Watched Ad Astra today. Definitely can see folks not liking the pace of the film, but it’s not supposed to be an action movie. Felt kind of like some kind of a wannabe Apocalypse Now/Heart of Darkness in space, but it’s not in the same universe (pun intended). Meh 3/5

 
Last edited by a moderator:
The Farewell- highly recommend, great family movie that is funny, warm, touching, sad- really hits on all the emotions that come with kin. I also thought it raised a really interesting question that we don’t usually give any thought because it seems obvious but to people of Asian cultures, may seem equally obvious yet have the opposite answer. 

 
it's mine, but i don't much care for his work
I’m having the same issue. I’ve only seen 3: 7th Seal, Autumn Sonata and Fanny & Alexander. So far, I’m pretty meh on his work. My reaction to all 3 was the same: I liked it but it didn’t seem like genius or technically amazing and it didn’t grab my attention. Nice films that I am glad I saw but probably won’t ever go back to. Not sure what is is but I’m not seeing the Bergman genius. I have Scenes from a Marriage, Persona and Wild Strawberries on the DVR and I guess I will watch them eventually but I’m not expecting much.
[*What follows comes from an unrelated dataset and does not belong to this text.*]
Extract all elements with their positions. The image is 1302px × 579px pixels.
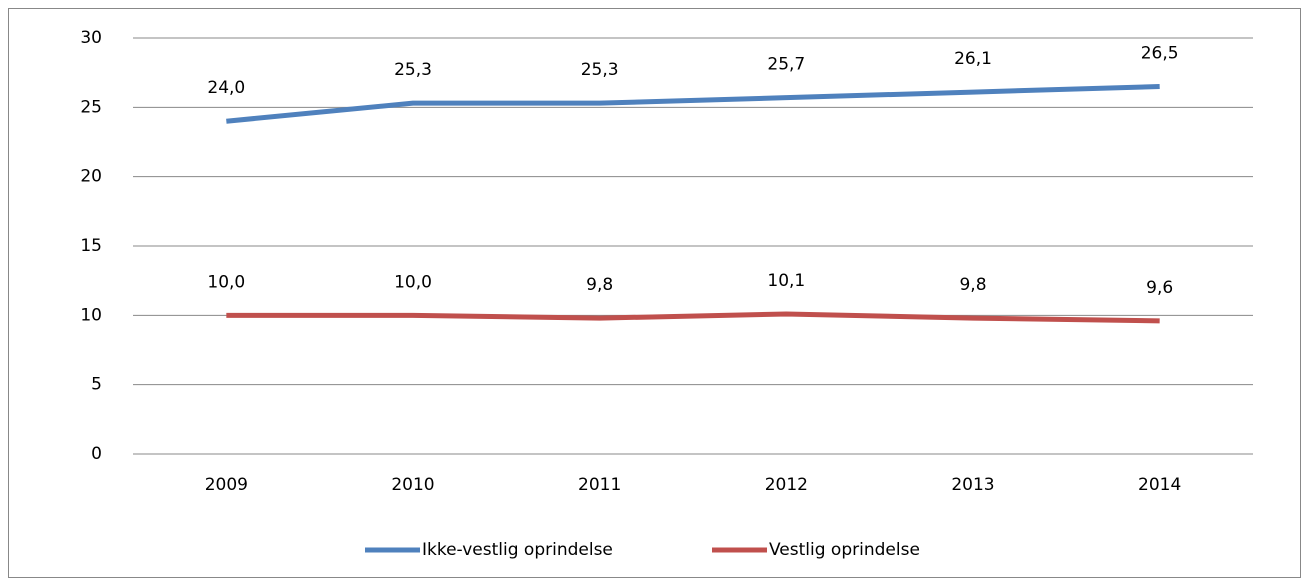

Update: Watched Persona instead of the snoozer Eagles-Hawks. The first 30 minutes had me riveted but it just never went anywhere. This was by far the most impressive I’ve seen yet but also the most puzzling.

 
Last edited by a moderator:
Mother!

I rarely regret watching a movie, but this was torture - and I say that as an Arronofsky fanboy. If you've seen enough horror films - especially by Italian master Dario Argento - the unifying theme is how frustratingly stupid the protagonists are. Like, the killer has his backed turned to you and you could crush his skull with a rock, but no, run away! Anyway, this movie makes some sense if you realize it's all one long filmed nightmare. But I urge you to avoid it. Blech.

 
Star Wars: The Rise of Skywalker

I know that people treat every Star War as this perfect thing that gets ruined by the new movies. I did love these films as a kid, but I do like a lot of the new ones despite all the whining - especially episodes 7,8, and 9. Daisey Ridley is wonderful, and she carries these movies. The innate problem of making a new Star War is it's a nearly impossible task. 

 
Star Wars: The Rise of Skywalker

I know that people treat every Star War as this perfect thing that gets ruined by the new movies. I did love these films as a kid, but I do like a lot of the new ones despite all the whining - especially episodes 7,8, and 9. Daisey Ridley is wonderful, and she carries these movies. The innate problem of making a new Star War is it's a nearly impossible task. 
And the reality is that the original trilogy are pretty hokey, in terms of writing and hammill. I think it's a testament to just how bad the next trilogy was that people ended up being so sensitive. Like you, I completely enjoyed this last one.

 
And the reality is that the original trilogy are pretty hokey, in terms of writing and hammill. I think it's a testament to just how bad the next trilogy was that people ended up being so sensitive. Like you, I completely enjoyed this last one.
Exactly. Rogue One seemed to receive tepid reviews, but I thought it was one of the best SW ever.